Eberhard Finckh
Eberhard Finckh (né le 7 novembre 1899 à Kupferzell ; pendu le 30 août 1944 à la prison de Berlin-Plötzensee) était un officier allemand de la Wehrmacht qui participa à la résistance armée contre le national-socialisme. Suite à l'attentat contre Adolf Hitler le 20 juillet 1944 et à la tentative de coup d'État qui s'ensuivit, il initia l'arrestation des membres du Service de sécurité (SD) à Paris, alors occupée par l'Allemagne pendant la Seconde Guerre mondiale. Après l'échec du coup d'État, il fut condamné à mort par le Tribunal populaire et exécuté.
Première Guerre mondiale
Eberhard Finckh grandit à Urach et à Stuttgart. En 1917, il s'engage volontairement dans le Corps d'armée royal du Wurtemberg et participe à la Première Guerre mondiale. Après la chute de l'Empire allemand suite à la révolution de novembre 1918, il est transféré à la Reichswehr de la République de Weimar en 1920 et affecté au 5e régiment d'artillerie. Il est promu lieutenant le 1er décembre 1923, puis lieutenant de vaisseau le 1er février 1928. En 1927, Finckh est détaché à l'Académie de guerre de Berlin-Moabit, où il rencontre plus tard Claus von Stauffenberg.
Seconde Guerre mondiale
Durant la Seconde Guerre mondiale, il occupe le poste d'intendant au sein de l'état-major de différentes unités. En 1942, il est intendant général de la 6e armée et, en 1943, de celle du Groupe d'armées Sud. En 1944, il fut affecté à Paris avec le grade de colonel à l'état-major général, en tant qu'intendant général auprès du commandant en chef de l'Ouest. Il y rencontra Carl-Heinrich von Stülpnagel, commandant militaire en France occupée et figure clé de la résistance de la Wehrmacht contre le régime nazi. Finckh participa à la planification d'un coup d'État à Paris, en lien avec l'attentat contre Hitler. Le 20 juillet 1944, se fondant sur un message des conspirateurs à Berlin, il informa son supérieur, le général d'infanterie Günter Blumentritt, de la mort d'Hitler et lança le démantèlement des structures exécutives nazies à Paris en ordonnant l'arrestation des membres de la SS. L'échec de l'attentat entraîna l'annulation du coup d'État. Finckh fut arrêté le 26 juillet. Moins d'un mois plus tard, il fut radié des cadres de la Wehrmacht par le Tribunal d'honneur, créé le 2 août 1944, le soustrayant ainsi à la juridiction du Tribunal militaire du Reich. Le 29 août 1944, Finckh fut condamné à mort par le Tribunal populaire présidé par Roland Freisler et pendu le lendemain à la prison de Plötzensee (aujourd'hui le Mémorial de Plötzensee), alors principal lieu d'exécution du régime nazi à Berlin.

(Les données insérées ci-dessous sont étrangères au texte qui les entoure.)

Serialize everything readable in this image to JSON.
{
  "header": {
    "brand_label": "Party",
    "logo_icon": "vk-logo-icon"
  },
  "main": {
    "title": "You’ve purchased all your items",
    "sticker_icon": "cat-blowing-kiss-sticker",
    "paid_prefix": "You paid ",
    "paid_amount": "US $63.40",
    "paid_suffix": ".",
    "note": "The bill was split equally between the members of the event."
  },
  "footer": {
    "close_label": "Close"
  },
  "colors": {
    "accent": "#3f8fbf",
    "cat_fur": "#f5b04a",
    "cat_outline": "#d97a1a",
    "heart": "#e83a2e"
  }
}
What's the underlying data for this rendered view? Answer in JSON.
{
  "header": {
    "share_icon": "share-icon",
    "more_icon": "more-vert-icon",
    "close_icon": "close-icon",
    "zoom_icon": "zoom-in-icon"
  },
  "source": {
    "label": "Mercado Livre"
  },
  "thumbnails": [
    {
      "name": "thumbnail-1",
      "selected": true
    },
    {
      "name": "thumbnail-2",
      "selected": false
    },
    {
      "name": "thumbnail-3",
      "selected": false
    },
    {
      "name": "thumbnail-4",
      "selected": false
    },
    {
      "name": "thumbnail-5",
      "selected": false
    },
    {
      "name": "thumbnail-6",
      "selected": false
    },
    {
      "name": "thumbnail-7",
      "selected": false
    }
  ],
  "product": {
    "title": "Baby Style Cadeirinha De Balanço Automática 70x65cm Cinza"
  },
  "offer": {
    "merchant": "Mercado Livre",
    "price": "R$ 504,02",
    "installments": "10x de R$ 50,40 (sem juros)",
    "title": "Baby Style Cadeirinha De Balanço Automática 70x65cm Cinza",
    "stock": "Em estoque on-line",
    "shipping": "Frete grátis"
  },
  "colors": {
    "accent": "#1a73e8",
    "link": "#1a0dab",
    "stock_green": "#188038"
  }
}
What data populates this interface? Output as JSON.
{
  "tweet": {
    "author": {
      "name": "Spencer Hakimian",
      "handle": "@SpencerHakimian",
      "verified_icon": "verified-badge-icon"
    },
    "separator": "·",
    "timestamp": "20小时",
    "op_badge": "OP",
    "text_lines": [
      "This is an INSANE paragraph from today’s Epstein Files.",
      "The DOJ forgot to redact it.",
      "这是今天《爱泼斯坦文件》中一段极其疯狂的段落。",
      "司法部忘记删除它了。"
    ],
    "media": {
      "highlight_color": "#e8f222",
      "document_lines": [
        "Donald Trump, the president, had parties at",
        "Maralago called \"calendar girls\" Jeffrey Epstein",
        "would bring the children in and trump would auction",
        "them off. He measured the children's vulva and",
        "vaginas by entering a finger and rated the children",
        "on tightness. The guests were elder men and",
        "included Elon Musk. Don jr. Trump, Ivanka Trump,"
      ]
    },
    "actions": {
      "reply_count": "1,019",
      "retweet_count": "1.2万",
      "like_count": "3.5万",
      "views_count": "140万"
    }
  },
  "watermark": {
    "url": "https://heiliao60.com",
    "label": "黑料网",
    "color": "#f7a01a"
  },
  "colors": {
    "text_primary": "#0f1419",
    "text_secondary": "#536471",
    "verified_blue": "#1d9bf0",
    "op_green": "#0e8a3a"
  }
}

Vingt ans après la mort de Finckh, en 1965, la caserne de la Bundeswehr située près d'Engstingen, dans le Bade-Wurtemberg, anciennement connue sous le nom de « Caserne Haid », fut rebaptisée en son honneur. La dénomination de la base d'artillerie de missiles et d'armes nucléaires, qui exista de 1958 à 1993, en « Caserne Eberhard Finckh » était due à l'évolution du contexte politique suite au décret de 1965 sur les traditions. Cette décision résultait de la volonté du gouvernement fédéral d'inscrire la nouvelle armée (ouest-)allemande dans la tradition de la résistance de la Wehrmacht contre le national-socialisme, la présentant ainsi symboliquement à la communauté internationale comme une armée démocratiquement légitimée. La protestation contre cette dénomination, menée en 1983 par les descendants directs d'Eberhard Finckh (son fils et ses filles), qui avaient rejoint le mouvement pacifiste opposé à la « modernisation » des armes nucléaires, resta vaine, notamment jusqu'à la fermeture de la caserne. Après la fermeture de la caserne en 1993, seule l'une des principales voies d'accès du site, désormais utilisée à des fins commerciales civiles sous le nom de « Gewerbepark Haid », a conservé le nom « Eberhard-Finckh-Straße ».
Hommage
En sa mémoire, une rue de sa ville natale, Kupferzell, porte son nom (Eberhard-Finck-Straße).